Article 5 § 3 (right to be brought promptly before a judge)
When Mr. Lutsenko was brought before the court following his arrest, the court, despite Lutsenko’s complaint of unlawful arrest, did not examine the lawfulness of his detention. It did not appear that the authorities had any intention of ensuring that the applicant was afforded the automatic judicial control of his detention required by Article 5 § 3. Thus, Article 5 § 3 was violated.
As the Court previously observed, the applicant was not informed of the hearing’s subject in advance, and the domestic court did not examine the necessity of the deprivation of Lutsenko’s liberty in a satisfactory manner. The Court further observed that the domestic court did not consider the possibility of using measures other than deprivation of liberty. Mr. Lutsenko’s request to be given appropriate time to examine the materials brought forward by the prosecution and to prepare his defense was refused without justification. It was for Mr. Lutsenko and his lawyer, the Court said, and not the authorities, to decide whether he needed to study the materials used to support his arrest. “Such behaviour by the domestic authorities,” the Court said, “seriously affected the equality of arms between the parties.”
Thus, the proceedings concerning the change in preventive measures (i.e., a change to pre-trial detention) applied to Mr. Lutsenko did not comply with the requirements of Article 5 § 3. Accordingly, there was also a violation of Article 5 § 3 in this respect.
Article 5 § 4 (right to challenge the lawfulness of one’s detention)
The Kyiv Court of Appeal rejected Mr. Lutsenko’s appeal without giving a proper reply to his arguments, which, in the Court’s opinion, appeared to be pertinent and worthy of examination. Additionally, it did not give an adequate response to a request signed by members of parliament and supported by the Ombudsman for Mr. Lutsenko’s release on bail.
The Court concluded that Mr. Lutsenko had not been given a proper judicial review of the lawfulness of his detention. Accordingly, Article 5 § 4 of the Convention was violated.
Article 18 (limitation on use of restrictions on rights)
In his submissions to the ECHR, Mr. Lutsenko complained, without referring to any Convention provision, that the proceedings against him and his arrest were used by the authorities to exclude him from political life and from participation in the upcoming parliamentary elections. The Court decided that this should be considered under Article 18.
As the Court had already established, the grounds advanced by the authorities for the deprivation of Mr. Lutsenko’s liberty were incompatible with Article 5 § 1 and were against the spirit of the Convention. The Court observed that the profile of the applicant, one of the opposition leaders who had spoken with the media, had attracted considerable public attention. The Court considered that, being accused of abuse of office, Lutsenko had the right to reply to the accusation through the media.
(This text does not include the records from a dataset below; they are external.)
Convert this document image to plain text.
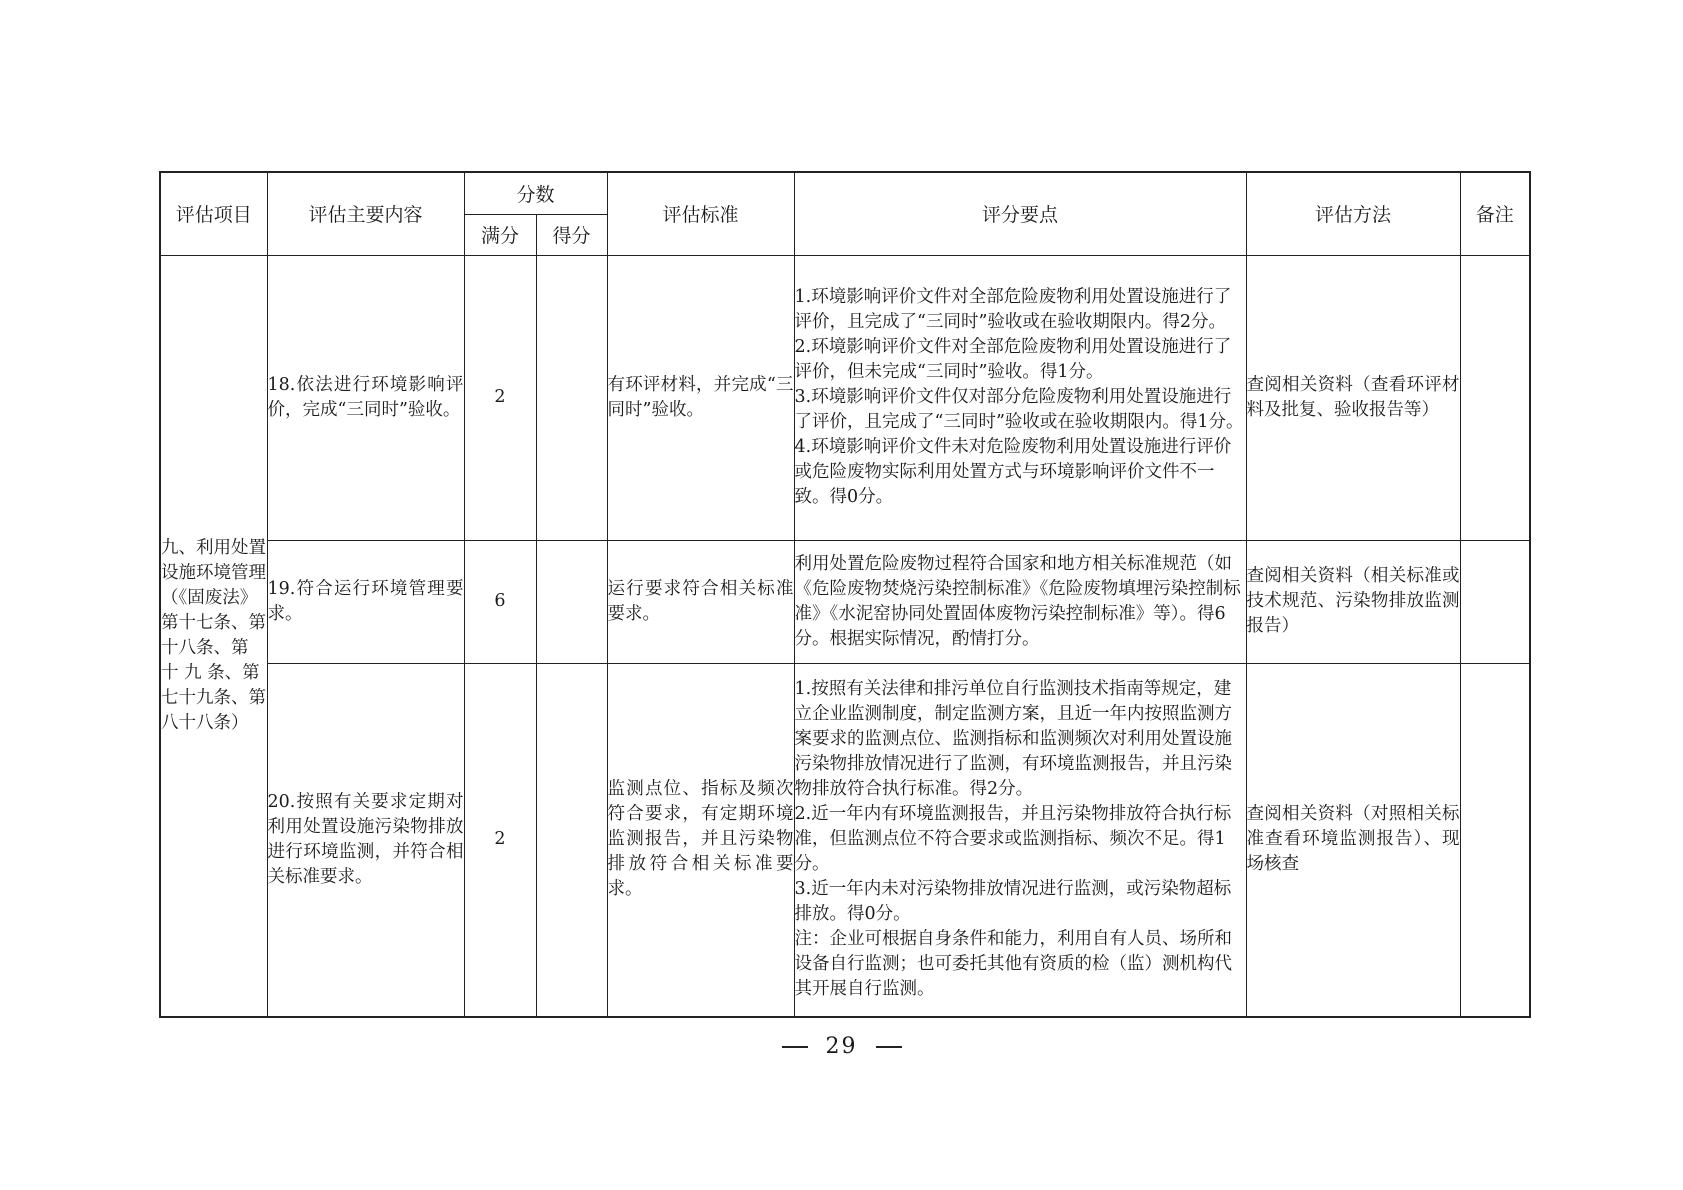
评估项目	评估主要内容	分数		评估标准	评分要点	评估方法	备注
		满分	得分				
九、利用处置设施环境管理（《固废法》第十七条、第十八条、第 十 九 条、第七十九条、第八十八条）	18.依法进行环境影响评价，完成“三同时”验收。	2		有环评材料，并完成“三同时”验收。	1.环境影响评价文件对全部危险废物利用处置设施进行了评价，且完成了“三同时”验收或在验收期限内。得2分。

2.环境影响评价文件对全部危险废物利用处置设施进行了评价，但未完成“三同时”验收。得1分。

3.环境影响评价文件仅对部分危险废物利用处置设施进行了评价，且完成了“三同时”验收或在验收期限内。得1分。

4.环境影响评价文件未对危险废物利用处置设施进行评价或危险废物实际利用处置方式与环境影响评价文件不一致。得0分。	查阅相关资料（查看环评材料及批复、验收报告等）	
	19.符合运行环境管理要求。	6		运行要求符合相关标准要求。	利用处置危险废物过程符合国家和地方相关标准规范（如《危险废物焚烧污染控制标准》《危险废物填埋污染控制标准》《水泥窑协同处置固体废物污染控制标准》等）。得6分。根据实际情况，酌情打分。	查阅相关资料（相关标准或技术规范、污染物排放监测报告）	
	20.按照有关要求定期对利用处置设施污染物排放进行环境监测，并符合相关标准要求。	2		监测点位、指标及频次符合要求，有定期环境监测报告，并且污染物排放符合相关标准要求。	1.按照有关法律和排污单位自行监测技术指南等规定，建立企业监测制度，制定监测方案，且近一年内按照监测方案要求的监测点位、监测指标和监测频次对利用处置设施污染物排放情况进行了监测，有环境监测报告，并且污染物排放符合执行标准。得2分。

2.近一年内有环境监测报告，并且污染物排放符合执行标准，但监测点位不符合要求或监测指标、频次不足。得1分。

3.近一年内未对污染物排放情况进行监测，或污染物超标排放。得0分。

注：企业可根据自身条件和能力，利用自有人员、场所和设备自行监测；也可委托其他有资质的检（监）测机构代其开展自行监测。	查阅相关资料（对照相关标准查看环境监测报告）、现场核查	
29
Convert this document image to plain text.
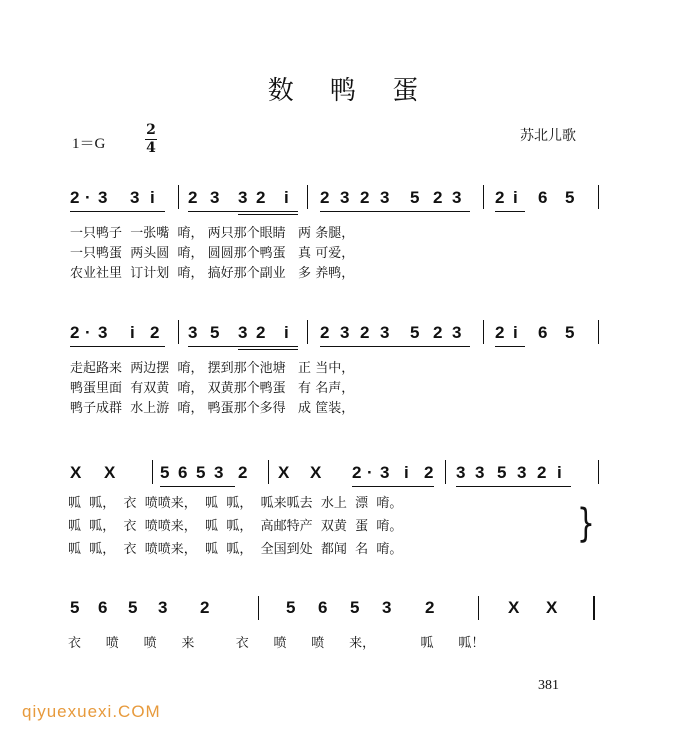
数 鸭 蛋
1＝G
2
4
苏北儿歌
2 · 3 3 i 2 3 3 2 i 2 3 2 3 5 2 3 2 i 6 5
一只鸭子  一张嘴  唷， 两只那个眼睛   两 条腿，
一只鸭蛋  两头圆  唷， 圆圆那个鸭蛋   真 可爱，
农业社里  订计划  唷， 搞好那个副业   多 养鸭，
2 · 3 i 2 3 5 3 2 i 2 3 2 3 5 2 3 2 i 6 5
走起路来  两边摆  唷， 摆到那个池塘   正 当中，
鸭蛋里面  有双黄  唷， 双黄那个鸭蛋   有 名声，
鸭子成群  水上游  唷， 鸭蛋那个多得   成 筐装，
X X	5 6 5 3 2 X X 2 · 3 i 2 3 3 5 3 2 i
呱  呱，  衣  喷喷来，  呱  呱，  呱来呱去  水上  漂  唷。
呱  呱，  衣  喷喷来，  呱  呱，  高邮特产  双黄  蛋  唷。
呱  呱，  衣  喷喷来，  呱  呱，  全国到处  都闻  名  唷。
}
5 6 5 3 2	5 6 5 3 2	X X
衣      喷      喷      来          衣      喷      喷      来，           呱      呱！
381
qiyuexuexi.COM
The prosecuting authorities indicated Lutsenko’s communication with the media as one of the grounds for his arrest and accused him of distorting public opinion about crimes he committed, discrediting the prosecuting authorities, and influencing the upcoming trial to avoid liability.
The Court stated in its opinion: “In the Court’s opinion, such reasoning by the prosecuting authorities clearly demonstrates their attempt to punish the applicant for publicly disagreeing with accusations against him and for asserting his innocence, which he had the right to do. In such circumstances, the Court cannot but find that the restriction of the applicant’s liberty permitted under Article 5 § 1 (c) was applied not only for the purpose of bringing him before the competent legal authority on reasonable suspicion of having committed an offence, but also for other reasons.”
Thus, there was a violation of Article 18 in conjunction with Article 5.